Max Holt (who was just a teenager in Full House) is now a wealthy businessman who frequently appears in big-city gossip columns. One day, he arrives in Beaumont, South Carolina in his top-of-the-line, NASA-designed car, complete with a talking computer named Muffin. His main objective is to help his brother-in-law, Frankie (once a professional wrestler), in his campaign for mayor. The city has become a corrupt mess, and Frankie needs Max’s help to figure out where the taxpayers’ money has gone.
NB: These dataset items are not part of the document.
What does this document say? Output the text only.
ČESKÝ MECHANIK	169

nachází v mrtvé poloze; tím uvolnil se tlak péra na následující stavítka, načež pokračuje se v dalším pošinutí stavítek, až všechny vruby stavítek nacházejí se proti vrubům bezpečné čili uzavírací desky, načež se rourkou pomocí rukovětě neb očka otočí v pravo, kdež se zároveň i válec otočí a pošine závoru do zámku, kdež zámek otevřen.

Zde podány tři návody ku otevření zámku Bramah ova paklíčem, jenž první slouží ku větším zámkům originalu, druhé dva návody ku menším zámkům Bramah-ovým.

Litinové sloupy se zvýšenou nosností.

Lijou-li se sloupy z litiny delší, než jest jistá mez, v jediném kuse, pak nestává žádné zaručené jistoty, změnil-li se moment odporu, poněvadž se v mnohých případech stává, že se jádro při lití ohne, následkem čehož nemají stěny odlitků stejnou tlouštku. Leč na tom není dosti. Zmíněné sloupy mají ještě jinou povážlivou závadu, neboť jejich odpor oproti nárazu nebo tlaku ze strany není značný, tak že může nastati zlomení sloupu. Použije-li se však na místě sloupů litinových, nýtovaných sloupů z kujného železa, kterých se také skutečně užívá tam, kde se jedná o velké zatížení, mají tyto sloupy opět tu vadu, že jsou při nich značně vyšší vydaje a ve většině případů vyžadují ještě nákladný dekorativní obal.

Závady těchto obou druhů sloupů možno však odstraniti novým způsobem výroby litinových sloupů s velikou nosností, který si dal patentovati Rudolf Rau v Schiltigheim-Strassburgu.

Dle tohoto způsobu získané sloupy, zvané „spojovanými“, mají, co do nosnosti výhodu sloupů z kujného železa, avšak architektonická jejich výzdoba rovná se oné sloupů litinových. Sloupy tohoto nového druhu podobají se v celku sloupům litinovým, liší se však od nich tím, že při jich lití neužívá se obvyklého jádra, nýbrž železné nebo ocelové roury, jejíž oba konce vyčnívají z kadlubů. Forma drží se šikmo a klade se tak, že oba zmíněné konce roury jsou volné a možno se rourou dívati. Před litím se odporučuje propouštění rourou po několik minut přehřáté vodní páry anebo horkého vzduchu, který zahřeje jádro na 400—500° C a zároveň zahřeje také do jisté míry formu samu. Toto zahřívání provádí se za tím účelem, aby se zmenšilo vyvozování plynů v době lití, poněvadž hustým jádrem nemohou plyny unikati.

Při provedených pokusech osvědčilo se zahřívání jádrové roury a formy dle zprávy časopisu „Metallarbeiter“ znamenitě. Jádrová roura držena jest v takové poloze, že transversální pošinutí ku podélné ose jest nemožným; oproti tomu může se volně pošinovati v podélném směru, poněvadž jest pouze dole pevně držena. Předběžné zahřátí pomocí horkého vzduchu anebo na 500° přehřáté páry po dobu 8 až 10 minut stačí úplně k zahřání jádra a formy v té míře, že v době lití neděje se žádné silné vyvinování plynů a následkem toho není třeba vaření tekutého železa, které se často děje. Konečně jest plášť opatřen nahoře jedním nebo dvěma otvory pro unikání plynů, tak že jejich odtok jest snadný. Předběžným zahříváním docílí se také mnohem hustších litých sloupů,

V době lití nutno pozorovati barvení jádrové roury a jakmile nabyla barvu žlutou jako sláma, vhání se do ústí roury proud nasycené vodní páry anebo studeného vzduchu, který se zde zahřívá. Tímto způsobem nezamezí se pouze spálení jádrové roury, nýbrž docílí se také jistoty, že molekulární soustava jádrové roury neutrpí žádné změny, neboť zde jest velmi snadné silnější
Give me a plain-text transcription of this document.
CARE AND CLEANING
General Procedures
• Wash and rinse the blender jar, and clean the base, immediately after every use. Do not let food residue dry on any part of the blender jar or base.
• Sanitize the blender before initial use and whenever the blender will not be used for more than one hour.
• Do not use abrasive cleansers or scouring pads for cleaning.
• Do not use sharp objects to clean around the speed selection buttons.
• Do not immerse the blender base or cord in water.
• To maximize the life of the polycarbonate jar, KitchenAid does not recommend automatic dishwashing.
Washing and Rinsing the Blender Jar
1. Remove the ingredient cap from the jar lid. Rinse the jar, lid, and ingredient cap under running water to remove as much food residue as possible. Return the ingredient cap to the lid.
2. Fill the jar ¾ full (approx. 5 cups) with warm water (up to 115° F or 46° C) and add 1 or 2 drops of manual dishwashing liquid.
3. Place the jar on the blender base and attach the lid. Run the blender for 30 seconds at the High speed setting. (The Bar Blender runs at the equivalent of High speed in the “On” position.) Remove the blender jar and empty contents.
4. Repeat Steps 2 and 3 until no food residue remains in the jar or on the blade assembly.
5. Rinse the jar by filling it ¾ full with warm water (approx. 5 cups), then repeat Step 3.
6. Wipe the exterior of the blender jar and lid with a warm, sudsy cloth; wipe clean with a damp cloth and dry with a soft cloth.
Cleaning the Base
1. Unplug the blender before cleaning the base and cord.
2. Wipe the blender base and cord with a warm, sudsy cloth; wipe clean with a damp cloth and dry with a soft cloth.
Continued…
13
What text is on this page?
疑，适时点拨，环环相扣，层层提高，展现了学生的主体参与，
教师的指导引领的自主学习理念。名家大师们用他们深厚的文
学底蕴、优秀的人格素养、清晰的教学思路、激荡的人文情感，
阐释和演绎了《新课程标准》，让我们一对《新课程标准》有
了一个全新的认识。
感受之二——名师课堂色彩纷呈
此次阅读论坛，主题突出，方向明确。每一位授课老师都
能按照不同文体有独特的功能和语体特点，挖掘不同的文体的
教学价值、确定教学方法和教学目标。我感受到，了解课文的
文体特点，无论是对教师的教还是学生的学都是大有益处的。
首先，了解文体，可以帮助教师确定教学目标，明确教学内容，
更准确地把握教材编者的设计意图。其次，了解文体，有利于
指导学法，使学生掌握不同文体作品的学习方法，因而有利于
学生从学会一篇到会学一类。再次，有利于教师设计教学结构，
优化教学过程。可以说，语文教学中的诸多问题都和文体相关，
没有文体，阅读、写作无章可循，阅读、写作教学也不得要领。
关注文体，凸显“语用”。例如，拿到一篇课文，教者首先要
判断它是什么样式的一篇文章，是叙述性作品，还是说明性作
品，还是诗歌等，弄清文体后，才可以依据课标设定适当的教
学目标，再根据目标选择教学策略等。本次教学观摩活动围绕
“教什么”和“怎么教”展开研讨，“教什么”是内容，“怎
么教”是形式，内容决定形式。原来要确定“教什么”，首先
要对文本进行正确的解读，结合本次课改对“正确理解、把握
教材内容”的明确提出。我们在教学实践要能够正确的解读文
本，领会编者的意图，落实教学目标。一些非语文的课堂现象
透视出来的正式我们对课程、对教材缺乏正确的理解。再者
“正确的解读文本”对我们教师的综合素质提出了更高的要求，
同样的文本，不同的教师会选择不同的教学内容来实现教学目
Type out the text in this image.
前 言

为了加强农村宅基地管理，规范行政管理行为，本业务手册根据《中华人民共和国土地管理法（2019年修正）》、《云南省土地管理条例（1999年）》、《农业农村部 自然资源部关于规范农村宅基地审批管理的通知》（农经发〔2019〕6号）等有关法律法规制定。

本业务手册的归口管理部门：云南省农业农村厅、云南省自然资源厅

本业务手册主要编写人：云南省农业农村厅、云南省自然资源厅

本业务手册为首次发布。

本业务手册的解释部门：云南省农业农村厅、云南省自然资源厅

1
While Max is in Beaumont, he also plans to visit his latest investment—the local paper. The owner, Jamie Swift, is his sister’s best friend, and Deedee begged Max to help keep the paper from bankruptcy. Little does Jamie realize that the calm, predictable life she lives as the owner of the paper and the future wife of the town’s most stable and predictable guy is about to turn upside-down. She soon finds herself questioning her relationship with her fiancé as she dodges the bullets of someone who obviously doesn’t want Max and Frankie to uncover the town’s corruption.

  
 
Full Tilt isn’t really a romance novel. There’s tension between Max and Jamie—but not really enough to make it interesting. It’s more of a (rather predictable) mystery, focusing on the threatening letters Frankie’s receiving and the mysterious hit men who show up in town. But when it’s all over, there are way too many holes in the story—and way too many questions left unanswered.

Like Full House, Full Tilt doesn’t really have the fun, quirky characters that readers have come to expect from Evanovich. And the story itself is nothing special. It’ll do for a quick, fluffy poolside read, but don’t expect anything spectacular out of this one.